I tell them some of the [historical] events, but I only do it spontaneously not as a matter of course. If we’re rehearsing and I feel something come into me, I’ll say something about it. Primarily, the space for improvisation I control it either with the trumpet, or eye cues, or nodding, some kind of cue. I allow them to put whatever they want in that space, but the structural content of it I do it by some slight signal.
You want those passages to contain the truth and emotion though – do you have to trust in your players to invest those feelings in the music?
I do trust in them. John Lindberg, Pheeroan akLaff, Anthony Davis – they’re familiar with my music for over 30 years. Davis the longest, I met him when he was a teenager, akLaff was 19 when I met him, John was 19 – I’ve got people I’ve had connections with for over 30 years. We feel each other, when we get to playing, there’s that kinetic energy where we know instantly how to proceed, how to shape the space, how to release an idea.
How do you create the same dynamic with players you haven’t played with as long?

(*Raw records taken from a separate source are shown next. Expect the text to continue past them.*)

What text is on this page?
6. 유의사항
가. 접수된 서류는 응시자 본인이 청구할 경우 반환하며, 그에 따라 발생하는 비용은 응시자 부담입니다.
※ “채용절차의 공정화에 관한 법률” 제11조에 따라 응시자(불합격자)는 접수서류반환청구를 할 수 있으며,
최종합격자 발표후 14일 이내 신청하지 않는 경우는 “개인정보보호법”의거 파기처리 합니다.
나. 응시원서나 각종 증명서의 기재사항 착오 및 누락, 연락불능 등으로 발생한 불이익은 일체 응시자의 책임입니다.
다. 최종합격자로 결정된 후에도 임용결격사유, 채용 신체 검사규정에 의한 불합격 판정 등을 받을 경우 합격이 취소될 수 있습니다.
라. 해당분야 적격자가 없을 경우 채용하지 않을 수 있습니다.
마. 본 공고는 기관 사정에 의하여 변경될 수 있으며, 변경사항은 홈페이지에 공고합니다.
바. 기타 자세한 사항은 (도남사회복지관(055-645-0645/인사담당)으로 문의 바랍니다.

All the men and women I played with in this context [at Cafe Oto, August 2012] deeply respect me. I’ve played for the last five or six or seven players, I can feel them, they can feel me. Charles [Hayward] for example – Charles and me did a tour in Ireland last year, an instantly our hearts got knitted up. Last night he said after the performance, he felt like I had an eye or consciousness spreading out from the back of my head. Which is really great – he was in touch, I was in touch with him. 
The brass that night [at Oto] had only two instructions, one to use quiet and soft material, and one to use strong robust stuff. I would signal at some point a chord – an unspecified chord, I didn’t give anyone notes, so I just got everybody’s eye and went boom. Those three little components makes the music free but with this organic structure within it, that allows it to have continuity and also shapes one’s perception of how the space is going to move, and does it in an uninhibited way. You can still be as creative as you like, orchestrate architecturally and visually how you feel about the space, but the commonness of those three little components is constantly on you, and conditions what you do.